Keberadaan jemaah di Arab Saudi terbagi dalam 8 hari di Madinah, 25 hari di Mekkah, serta 5 hari di Arafah, Muzdalifah, dan Mina (Armina). Khsusus di Mekkah, jemaah akan mendapatkan jatah makan sebanyak 40 kali. Jumlah itu meningkat dibanding tahun lalu yang hanya 25 kali. Makanan tersebut akan dipasok ke 165 hotel yang dihuni para jemaah.
"Jemaah diimbau untuk tidak menunda waktu makan agar makanan tidak sampai basi dan menimbulkan gangguan pencernaan," kata Endang.
Selama proses Armina yakni wukuf sampai lontar jumrah, jemaah akan mendapatkan jatah 16 kali makan. Proses Armina berlangsung 8 – 12 Dzulhijjah (19-24 Agustus).
Kedatangan jemaah
Hingga Senin sore, total jemaah asal Indonesia yang tiba di Madinah sudah tercatat 41.540 jemaah. Mereka terbagi dalam 103 kelompok terbang (kloter). Setelah 8 hari menjalani arbain (shalat 40 waktu di Masjid Nabawi), mereka akan bergeser ke Mekkah untuk wukuf.
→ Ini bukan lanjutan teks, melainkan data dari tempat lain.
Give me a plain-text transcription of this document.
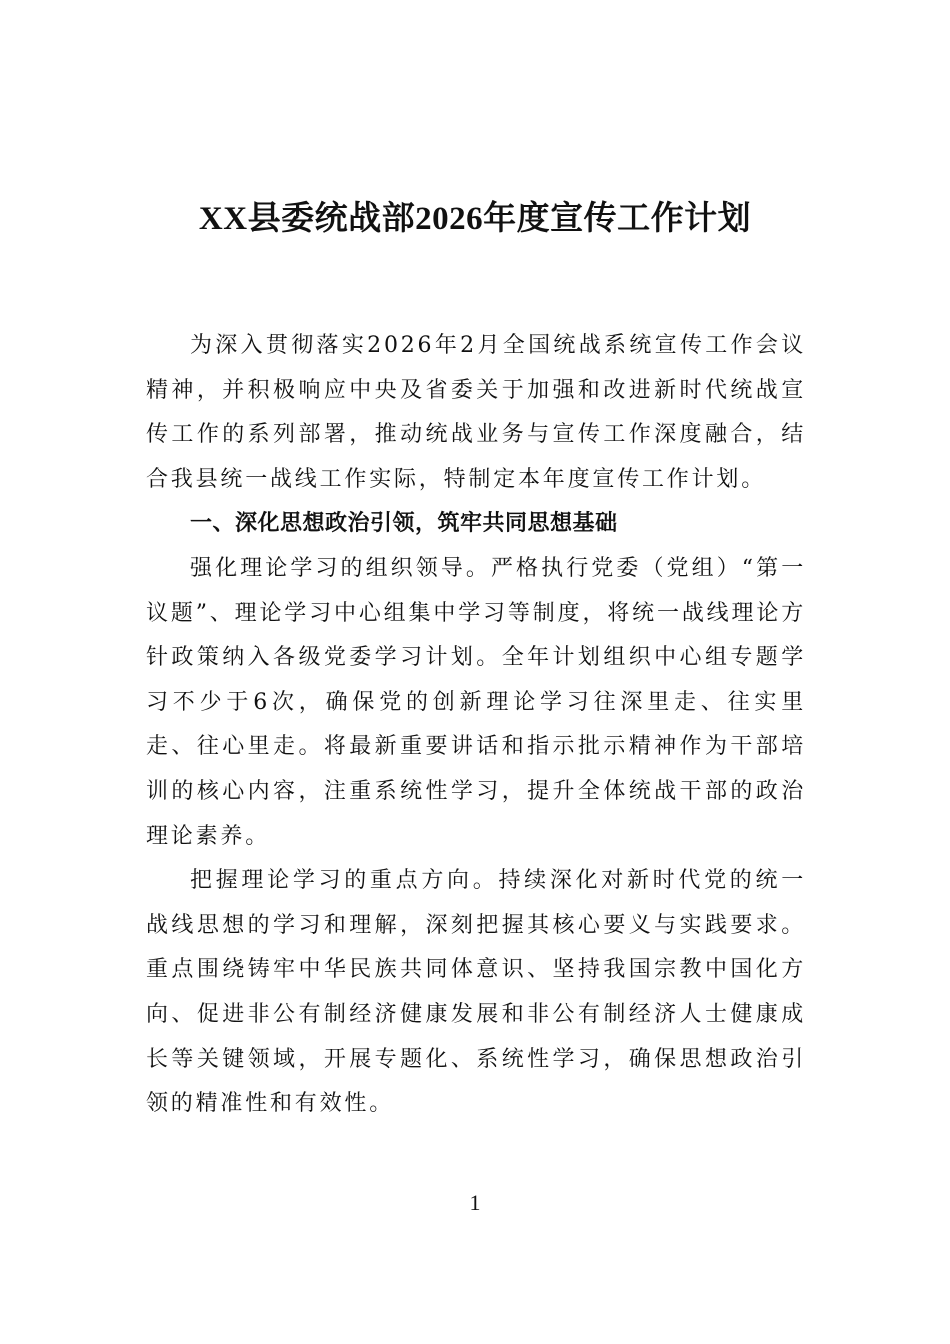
XX县委统战部2026年度宣传工作计划

为深入贯彻落实2026年2月全国统战系统宣传工作会议精神，并积极响应中央及省委关于加强和改进新时代统战宣传工作的系列部署，推动统战业务与宣传工作深度融合，结合我县统一战线工作实际，特制定本年度宣传工作计划。

一、深化思想政治引领，筑牢共同思想基础

强化理论学习的组织领导。严格执行党委（党组）“第一议题”、理论学习中心组集中学习等制度，将统一战线理论方针政策纳入各级党委学习计划。全年计划组织中心组专题学习不少于6次，确保党的创新理论学习往深里走、往实里走、往心里走。将最新重要讲话和指示批示精神作为干部培训的核心内容，注重系统性学习，提升全体统战干部的政治理论素养。

把握理论学习的重点方向。持续深化对新时代党的统一战线思想的学习和理解，深刻把握其核心要义与实践要求。重点围绕铸牢中华民族共同体意识、坚持我国宗教中国化方向、促进非公有制经济健康发展和非公有制经济人士健康成长等关键领域，开展专题化、系统性学习，确保思想政治引领的精准性和有效性。

1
Rombongan jemaah yang bergerak pertama dari Madinah dijadwalkan tiba mulai di Kota Mekkah pada Kamis (26/7). Mereka adalah bagian dari para jemaah yang berangkat dari Tanah Air dalam gelombang pertama.
Adapun gelombang kedua yang berangkat dari 12 embarkasi di Tanah Air menuju Jeddah akan mulai tiba pada Senin (30/7). Kedatangan gelombang kedua akan berakhir pada lima hari jelang wukuf yakni tanggal 15 Agustus.
Sementara itu, gelombang keberangkatan jemaah dari 12 bandara embarkasi di Tanah Air ke Tanah Suci terus berlanjut. Senin malam misalnya, kloter 10 asal Maluku dan Maluku Utara bertolak dari Bandara Sultan Hasanuddin Makassar menuju Madinah. Jumlahnya 450 orang jemaah berikut lima petugas. Jemaah yang berangkat dari Embarkasi Makassar bukan hanya dari Sulawesi Selatan, tetapi juga dari provinsi lain di Sulawesi, Maluku, Maluku Utara, Papua, dan Papua Barat. Dari sini akan berangkat 15.899 jemaah. (REN)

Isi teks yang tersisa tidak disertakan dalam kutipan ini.